In our introduction we write about the transition from an outmoded Age of Achievement and Effort to a new Age of Engagement, Well-being, and Identity. This change was evident before the arrival of the pandemic and has now become obvious to all of us. I’ve argued elsewhere that anyone who thinks that the way that we are going to get young people more engaged with learning when the pandemic winds down will be by giving them more test preparatory activities is seriously disconnected from our world today.
…anyone who thinks that the way that we are going to get young people more engaged with learning when the pandemic winds down will be by giving them more test preparatory activities is seriously disconnected from our world today
IEN: What’s next — what are you working on now?
DS: The persistence of COVID-19 means that in the short term, Andy and I are presenting a lot of webinars and online workshops related to the theme of student engagement. Engagement is the kind of topic that can change your life, really: I often find myself noticing if my attention has lapsed when dealing with something, and then I go back and try to ascertain why it did so. In that way the book has been helpful and transformative in my personal life, and not just in my professional pursuits.
Five Paths of Student Engagement and Well-being in Schools were initially part of a single book manuscript, along with a third section on identity and belonging. As that original manuscript kept growing larger and larger, however, Andy and I eventually agreed that it needed to be divided up into three shorter books. We’re currently more than half-way done with the book on identity and belonging and are aiming to have it completed and published by Corwin Press in 2022.
IEN: What’s your hope for the future and what do you hope this book will contribute to it?
DS: In spite of some missteps, on the whole I’m delighted with how agile our educators and schools have been in responding to COVID-19. We’ve seen a resurgence of long-suppressed creativity that should give us all great hope for the future. The new visibility of the ethos of care that brings people into our profession has been uplifting, too.

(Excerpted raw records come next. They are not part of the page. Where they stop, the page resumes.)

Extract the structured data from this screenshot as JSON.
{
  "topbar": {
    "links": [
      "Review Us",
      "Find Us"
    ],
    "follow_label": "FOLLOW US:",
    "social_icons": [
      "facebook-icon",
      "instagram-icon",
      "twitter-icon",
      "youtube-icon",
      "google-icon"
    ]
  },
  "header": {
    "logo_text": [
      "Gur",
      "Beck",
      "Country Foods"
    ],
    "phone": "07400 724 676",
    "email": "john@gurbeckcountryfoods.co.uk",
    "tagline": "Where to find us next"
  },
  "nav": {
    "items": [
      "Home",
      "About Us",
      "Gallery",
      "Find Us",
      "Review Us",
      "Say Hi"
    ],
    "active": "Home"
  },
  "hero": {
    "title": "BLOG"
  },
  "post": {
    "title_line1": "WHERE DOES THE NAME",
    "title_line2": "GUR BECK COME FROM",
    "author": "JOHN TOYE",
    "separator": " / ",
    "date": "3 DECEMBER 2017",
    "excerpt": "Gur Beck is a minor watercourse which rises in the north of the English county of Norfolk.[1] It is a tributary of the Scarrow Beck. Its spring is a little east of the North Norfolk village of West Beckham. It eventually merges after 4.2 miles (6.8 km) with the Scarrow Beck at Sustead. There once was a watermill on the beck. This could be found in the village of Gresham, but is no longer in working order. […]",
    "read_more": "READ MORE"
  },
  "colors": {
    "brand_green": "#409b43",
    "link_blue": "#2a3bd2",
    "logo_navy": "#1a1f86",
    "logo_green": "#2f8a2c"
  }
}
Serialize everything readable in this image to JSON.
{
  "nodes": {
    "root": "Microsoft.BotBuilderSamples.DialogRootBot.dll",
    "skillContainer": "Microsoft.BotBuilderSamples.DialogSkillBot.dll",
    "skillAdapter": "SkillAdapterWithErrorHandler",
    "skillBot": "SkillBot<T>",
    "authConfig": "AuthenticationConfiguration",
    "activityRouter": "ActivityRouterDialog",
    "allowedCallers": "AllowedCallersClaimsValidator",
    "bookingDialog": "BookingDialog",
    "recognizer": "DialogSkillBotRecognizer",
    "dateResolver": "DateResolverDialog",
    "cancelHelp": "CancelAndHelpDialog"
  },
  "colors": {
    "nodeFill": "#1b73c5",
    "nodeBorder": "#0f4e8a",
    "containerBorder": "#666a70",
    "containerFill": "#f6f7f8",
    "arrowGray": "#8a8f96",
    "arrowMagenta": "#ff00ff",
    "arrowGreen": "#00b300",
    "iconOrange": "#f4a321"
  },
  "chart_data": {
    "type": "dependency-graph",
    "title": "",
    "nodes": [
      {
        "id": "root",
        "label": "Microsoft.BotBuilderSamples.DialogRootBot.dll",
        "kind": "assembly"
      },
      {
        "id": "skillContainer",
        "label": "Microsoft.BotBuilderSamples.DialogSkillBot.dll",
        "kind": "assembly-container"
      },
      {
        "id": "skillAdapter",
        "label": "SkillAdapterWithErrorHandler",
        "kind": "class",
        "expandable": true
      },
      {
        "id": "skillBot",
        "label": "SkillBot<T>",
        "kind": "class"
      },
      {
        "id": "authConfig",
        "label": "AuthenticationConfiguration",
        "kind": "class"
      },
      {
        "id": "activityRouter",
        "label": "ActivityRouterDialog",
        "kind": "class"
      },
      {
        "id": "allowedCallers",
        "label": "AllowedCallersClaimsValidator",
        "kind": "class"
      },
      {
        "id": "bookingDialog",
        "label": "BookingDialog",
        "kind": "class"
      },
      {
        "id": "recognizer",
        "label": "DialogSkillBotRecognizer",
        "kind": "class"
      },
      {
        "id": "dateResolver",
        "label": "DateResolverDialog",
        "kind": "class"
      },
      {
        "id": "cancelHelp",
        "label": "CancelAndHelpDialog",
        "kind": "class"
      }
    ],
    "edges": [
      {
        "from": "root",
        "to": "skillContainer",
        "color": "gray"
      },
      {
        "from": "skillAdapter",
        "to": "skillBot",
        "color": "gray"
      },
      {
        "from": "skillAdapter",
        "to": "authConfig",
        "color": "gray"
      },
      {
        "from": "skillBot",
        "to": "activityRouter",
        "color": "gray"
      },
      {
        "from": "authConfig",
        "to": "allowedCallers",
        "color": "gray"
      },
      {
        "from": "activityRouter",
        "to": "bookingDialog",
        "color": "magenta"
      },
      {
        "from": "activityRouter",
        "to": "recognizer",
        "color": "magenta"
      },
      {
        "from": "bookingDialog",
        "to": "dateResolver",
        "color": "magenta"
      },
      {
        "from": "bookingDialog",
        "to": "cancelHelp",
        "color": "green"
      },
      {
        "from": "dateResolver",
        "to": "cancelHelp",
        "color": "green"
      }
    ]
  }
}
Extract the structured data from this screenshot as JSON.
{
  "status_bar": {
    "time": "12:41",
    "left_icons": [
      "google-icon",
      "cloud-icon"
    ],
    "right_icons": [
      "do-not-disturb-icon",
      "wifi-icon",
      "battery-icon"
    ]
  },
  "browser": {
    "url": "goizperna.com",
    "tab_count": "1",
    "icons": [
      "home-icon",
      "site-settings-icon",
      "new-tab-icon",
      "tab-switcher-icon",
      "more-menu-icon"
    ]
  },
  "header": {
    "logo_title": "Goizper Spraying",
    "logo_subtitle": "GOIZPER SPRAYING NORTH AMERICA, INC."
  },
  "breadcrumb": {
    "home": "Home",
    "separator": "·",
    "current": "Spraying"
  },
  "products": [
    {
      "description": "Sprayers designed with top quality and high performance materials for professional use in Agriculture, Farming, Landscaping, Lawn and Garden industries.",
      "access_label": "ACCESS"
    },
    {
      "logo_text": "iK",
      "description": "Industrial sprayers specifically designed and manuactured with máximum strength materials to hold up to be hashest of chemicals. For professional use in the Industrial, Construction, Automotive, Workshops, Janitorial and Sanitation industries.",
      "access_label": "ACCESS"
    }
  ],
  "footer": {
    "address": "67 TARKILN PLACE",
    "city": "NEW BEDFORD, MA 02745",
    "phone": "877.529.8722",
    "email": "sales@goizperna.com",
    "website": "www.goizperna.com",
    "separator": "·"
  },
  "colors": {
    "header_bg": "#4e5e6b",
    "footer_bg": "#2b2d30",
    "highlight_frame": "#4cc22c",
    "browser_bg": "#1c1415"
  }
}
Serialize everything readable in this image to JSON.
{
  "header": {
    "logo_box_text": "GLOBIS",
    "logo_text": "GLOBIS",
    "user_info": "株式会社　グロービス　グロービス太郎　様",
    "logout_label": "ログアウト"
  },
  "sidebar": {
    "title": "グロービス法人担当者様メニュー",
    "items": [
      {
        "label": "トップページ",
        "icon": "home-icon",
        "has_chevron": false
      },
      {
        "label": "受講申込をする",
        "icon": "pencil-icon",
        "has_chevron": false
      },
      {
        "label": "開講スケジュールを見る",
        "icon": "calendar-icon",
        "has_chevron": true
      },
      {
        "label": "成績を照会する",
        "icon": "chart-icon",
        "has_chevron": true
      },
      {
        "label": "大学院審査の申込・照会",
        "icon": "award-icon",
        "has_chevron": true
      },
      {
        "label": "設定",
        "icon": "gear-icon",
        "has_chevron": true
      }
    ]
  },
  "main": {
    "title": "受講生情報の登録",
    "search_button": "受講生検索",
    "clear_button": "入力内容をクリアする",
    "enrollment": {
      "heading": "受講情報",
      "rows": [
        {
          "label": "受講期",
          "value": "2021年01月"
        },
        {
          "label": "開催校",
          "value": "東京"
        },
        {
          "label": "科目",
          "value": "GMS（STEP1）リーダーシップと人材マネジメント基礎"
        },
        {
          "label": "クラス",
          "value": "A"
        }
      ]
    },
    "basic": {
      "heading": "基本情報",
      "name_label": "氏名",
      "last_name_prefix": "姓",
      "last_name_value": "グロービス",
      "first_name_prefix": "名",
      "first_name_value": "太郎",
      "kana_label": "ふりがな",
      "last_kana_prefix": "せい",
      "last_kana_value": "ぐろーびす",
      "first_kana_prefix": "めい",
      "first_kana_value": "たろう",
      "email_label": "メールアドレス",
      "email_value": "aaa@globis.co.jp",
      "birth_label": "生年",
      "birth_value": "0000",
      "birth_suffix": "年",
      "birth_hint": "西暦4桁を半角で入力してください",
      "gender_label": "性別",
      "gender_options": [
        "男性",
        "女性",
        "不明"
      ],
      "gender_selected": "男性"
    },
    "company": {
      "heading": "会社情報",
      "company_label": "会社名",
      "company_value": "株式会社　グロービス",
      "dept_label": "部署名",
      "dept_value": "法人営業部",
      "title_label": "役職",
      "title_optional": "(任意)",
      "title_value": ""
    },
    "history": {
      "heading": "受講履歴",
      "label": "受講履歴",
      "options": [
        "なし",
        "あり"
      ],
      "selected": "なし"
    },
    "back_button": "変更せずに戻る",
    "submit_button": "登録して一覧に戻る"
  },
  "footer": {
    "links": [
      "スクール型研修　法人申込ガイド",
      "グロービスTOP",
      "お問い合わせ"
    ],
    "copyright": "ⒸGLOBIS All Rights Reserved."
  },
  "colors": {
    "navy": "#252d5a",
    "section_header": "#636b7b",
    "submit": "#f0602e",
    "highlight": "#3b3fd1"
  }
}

I love learning about teachers who have done things like convert their home dining room into a Hogwarts library to engage their students with online learning, or who transform their backyard tree house into a classroom to excite their students’ imagination and to increase their motivation. Even the simplest things, like when a principal tells teachers to let the kids go outside and play more frequently than was done in the past, can be very significant in the lives of the young.
Last year a survey of young Americans conducted by Harvard University revealed widespread optimism about the future in spite of many contemporary challenges. The hopefulness of African-American young people was especially striking, from a dismal 18% who were optimistic in 2017 to 72% who were hopeful in 2021. That young people can look towards the future with determination and commitment when the “bad news bias” of the media is so prevalent across the political spectrum should chasten those pundits who indulge in fashionable pessimism so relentlessly.
That young people can look towards the future with determination and commitment when the “bad news bias” of the media is so prevalent across the political spectrum should chasten those pundits who indulge in fashionable pessimism so relentlessly.
The schools that Andy and I conducted our research in in the Pacific Northwest were often dreadfully underfunded, and the communities frequently were struggling economically. In one discussion with a classroom of students in a small town in Idaho, not one single student saw a plausible future for themselves in their hometown. Yet their resilience, and their determination to make the most of themselves, remains indelibly printed in my memory. So in spite of all of our obstacles and worries, now is the time to re-engage our youth in their learning, and to find our own justly-earned portion of joy and fulfillment in doing so.